At home we believe he falls short on inflation, immigration, and addiction; on crime and punishment; on national security and the national deficit. Last week President Biden’s approval ratings stood at a miserably low 37%. Worse yet for the incumbent and his supporters – especially given the next presidential election is now just a year away – polls suggest that if it came to a contest today between him and his immediate predecessor, the latter would beat the former.
Abroad is worse. Biden got what he never bargained for. Not one war to which the United States had somehow to respond, but two. Biden was so eager to escape the burdens of international conflict that he got out of Afghanistan post haste – to his enduring political detriment. Now, with the war in Ukraine likely to continue for at least another year, and additionally a major crisis in the Middle East that every hour threatens to get worse, America’s chief executive has almost more than he can handle. As deeply informed observer, Walter Russell Mead, recently wrote in the Wall Street Journal, “The Middle East firestorm is merely one hot spot in a world spinning out of control.”
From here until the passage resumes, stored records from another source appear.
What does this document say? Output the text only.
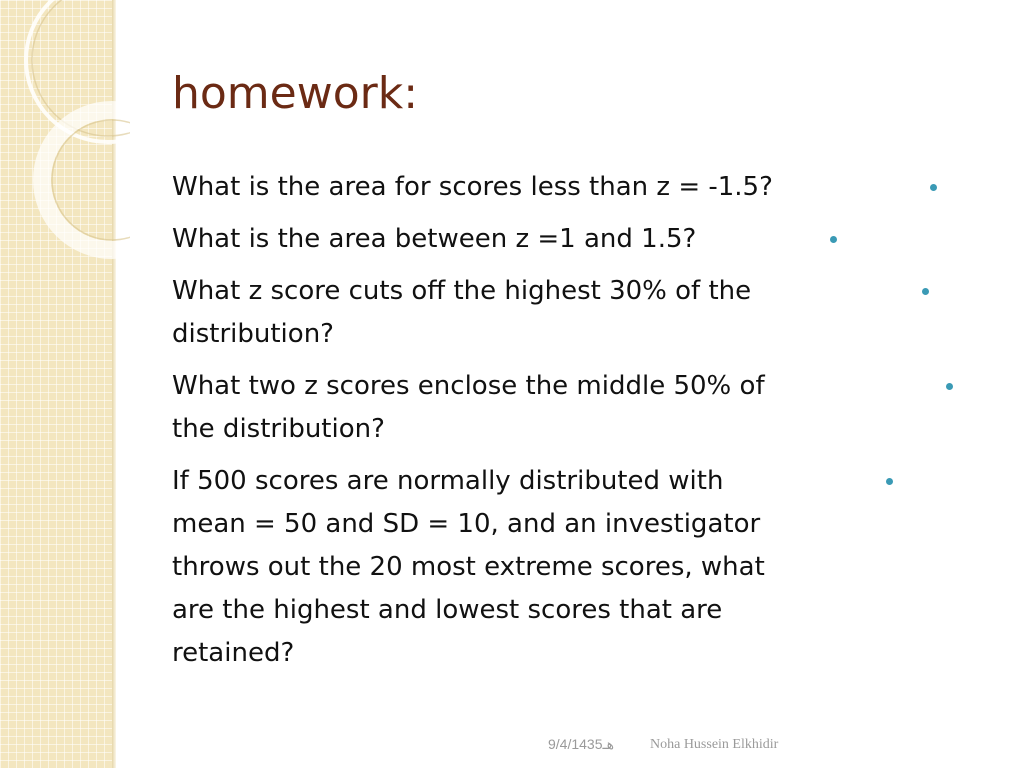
homework:
What is the area for scores less than z = -1.5?
What is the area between z =1 and 1.5?
What z score cuts off the highest 30% of the
distribution?
What two z scores enclose the middle 50% of
the distribution?
If 500 scores are normally distributed with
mean = 50 and SD = 10, and an investigator
throws out the 20 most extreme scores, what
are the highest and lowest scores that are
retained?
9/4/1435هـ	Noha Hussein Elkhidir
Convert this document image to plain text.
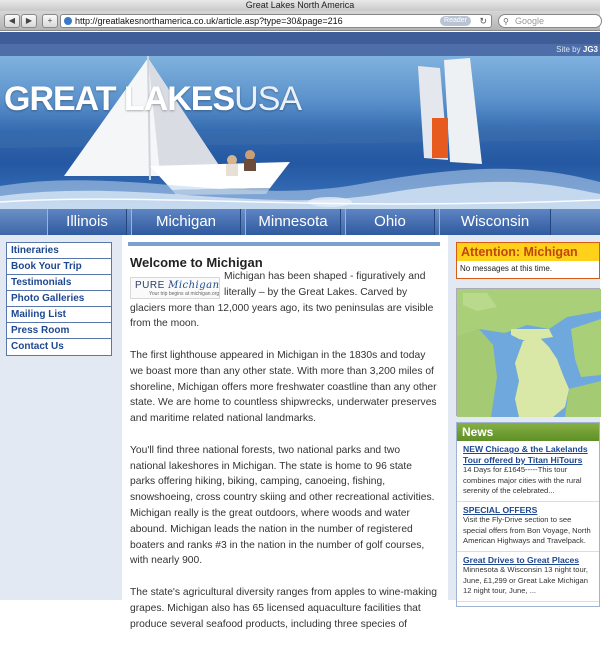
Great Lakes North America
◀	▶	+	http://greatlakesnorthamerica.co.uk/article.asp?type=30&page=216	Reader	↻ ⚲ Google
Site by JG3
GREAT LAKESUSA
Illinois	Michigan	Minnesota	Ohio	Wisconsin
Itineraries
Book Your Trip
Testimonials
Photo Galleries
Mailing List
Press Room
Contact Us
Welcome to Michigan

Michigan has been shaped - figuratively and literally – by the Great Lakes. Carved by glaciers more than 12,000 years ago, its two peninsulas are visible from the moon.

The first lighthouse appeared in Michigan in the 1830s and today we boast more than any other state. With more than 3,200 miles of shoreline, Michigan offers more freshwater coastline than any other state. We are home to countless shipwrecks, underwater preserves and maritime related national landmarks.

You'll find three national forests, two national parks and two national lakeshores in Michigan. The state is home to 96 state parks offering hiking, biking, camping, canoeing, fishing, snowshoeing, cross country skiing and other recreational activities. Michigan really is the great outdoors, where woods and water abound. Michigan leads the nation in the number of registered boaters and ranks #3 in the nation in the number of golf courses, with nearly 900.

The state's agricultural diversity ranges from apples to wine-making grapes. Michigan also has 65 licensed aquaculture facilities that produce several seafood products, including three species of

PURE Michigan
Your trip begins at michigan.org
Attention: Michigan
No messages at this time.
News
NEW Chicago & the Lakelands Tour offered by Titan HiTours
14 Days for £1645-----This tour combines major cities with the rural serenity of the celebrated...
SPECIAL OFFERS
Visit the Fly-Drive section to see special offers from Bon Voyage, North American Highways and Travelpack.
Great Drives to Great Places
Minnesota & Wisconsin 13 night tour, June, £1,299 or Great Lake Michigan 12 night tour, June, ...
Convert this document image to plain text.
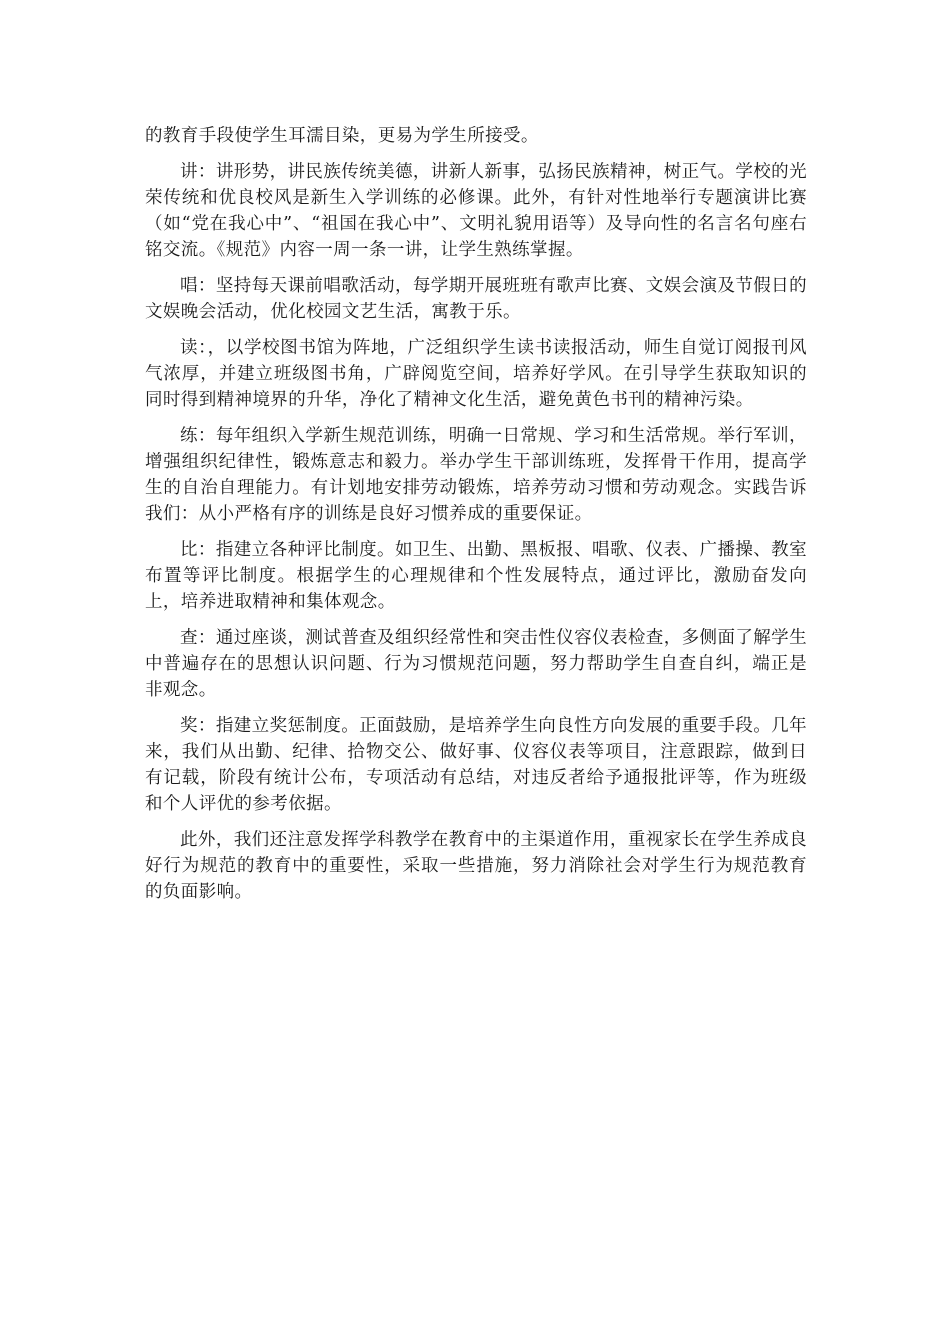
的教育手段使学生耳濡目染，更易为学生所接受。

讲：讲形势，讲民族传统美德，讲新人新事，弘扬民族精神，树正气。学校的光荣传统和优良校风是新生入学训练的必修课。此外，有针对性地举行专题演讲比赛（如“党在我心中”、“祖国在我心中”、文明礼貌用语等）及导向性的名言名句座右铭交流。《规范》内容一周一条一讲，让学生熟练掌握。

唱：坚持每天课前唱歌活动，每学期开展班班有歌声比赛、文娱会演及节假日的文娱晚会活动，优化校园文艺生活，寓教于乐。

读：，以学校图书馆为阵地，广泛组织学生读书读报活动，师生自觉订阅报刊风气浓厚，并建立班级图书角，广辟阅览空间，培养好学风。在引导学生获取知识的同时得到精神境界的升华，净化了精神文化生活，避免黄色书刊的精神污染。

练：每年组织入学新生规范训练，明确一日常规、学习和生活常规。举行军训，增强组织纪律性，锻炼意志和毅力。举办学生干部训练班，发挥骨干作用，提高学生的自治自理能力。有计划地安排劳动锻炼，培养劳动习惯和劳动观念。实践告诉我们：从小严格有序的训练是良好习惯养成的重要保证。

比：指建立各种评比制度。如卫生、出勤、黑板报、唱歌、仪表、广播操、教室布置等评比制度。根据学生的心理规律和个性发展特点，通过评比，激励奋发向上，培养进取精神和集体观念。

查：通过座谈，测试普查及组织经常性和突击性仪容仪表检查，多侧面了解学生中普遍存在的思想认识问题、行为习惯规范问题，努力帮助学生自查自纠，端正是非观念。

奖：指建立奖惩制度。正面鼓励，是培养学生向良性方向发展的重要手段。几年来，我们从出勤、纪律、拾物交公、做好事、仪容仪表等项目，注意跟踪，做到日有记载，阶段有统计公布，专项活动有总结，对违反者给予通报批评等，作为班级和个人评优的参考依据。

此外，我们还注意发挥学科教学在教育中的主渠道作用，重视家长在学生养成良好行为规范的教育中的重要性，采取一些措施，努力消除社会对学生行为规范教育的负面影响。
Whatever people hold against him, nearly no one who is not determinedly partisan argues that President Biden is either an idiot or corrupt. That he is either inexperienced or inexpert. That he is either crazy or extreme. While among Americans are fissures on both foreign and domestic policy, neither the man nor his message incites great anger or even antagonisms.
What, then, is the problem? Why is he receiving so little public support and why is such support as he does have so unenthusiastic? Two answers come to mind.
The first is my own, by now familiar point, which is to say that in the third decade of the 21st century followers generally diss their leaders. They tend no matter what not to like them. And they tend no matter what harshly to judge them and even to tear them down.
The second is Biden’s age. It’s also a familiar argument but one that does not quite get to the point – perhaps because people are reluctant to say precisely what they mean. It’s not per se that the president is 80 years old. Lots of Americans are 80 years old and they present well, hale and hearty, fully able to take on what life throws at them. Biden though is not among them. It’s not that he’s 80 years of age. It’s how he’s 80 years of age.
How does Joe Biden look? He looks old, old. Frail, feeble, and fragile; pale and gray; wispy and thin; tottering around, in small steps taken haltingly on what seem spindly, wobbly legs. His eyes are small slits in a curiously unlined but nevertheless wizened face.
How does Joe Biden sound? He sounds old, old. His voice is ancient – scrawny and raspy; croaky and scratchy; weak and wan. It seems to emanate not from deep down, in ringing – dare I say masculine? – tones. But rather from up top, from near the top of his throat, in sounds that are not exactly high-pitched, but lack the cadence of power and persuasion, of a leader in anything resembling full command.
How does Joe Biden speak? He speaks old, old. Never an orator, the passing years have not been kind to his capacity to communicate, to convince us that he’s a smart, strong leader who knows exactly what he’s doing when. Biden nearly never speaks extemporaneously. He does not trust himself, nor, apparently, do his aides presume he can do so without risking an awful gaffe. So, the president reads. He reads from a script in his thin, reedy voice that inevitably underplays if not even undermines his message.
However smart and sane whatever President Biden says or does, he cannot at this point in his life be fully appreciated nor even fully heard. Effective leaders must somehow, in some way, look and sound leader-like. Alas, for those among us who generally support him, no leader on the planet would benefit from presenting like the incumbent American president.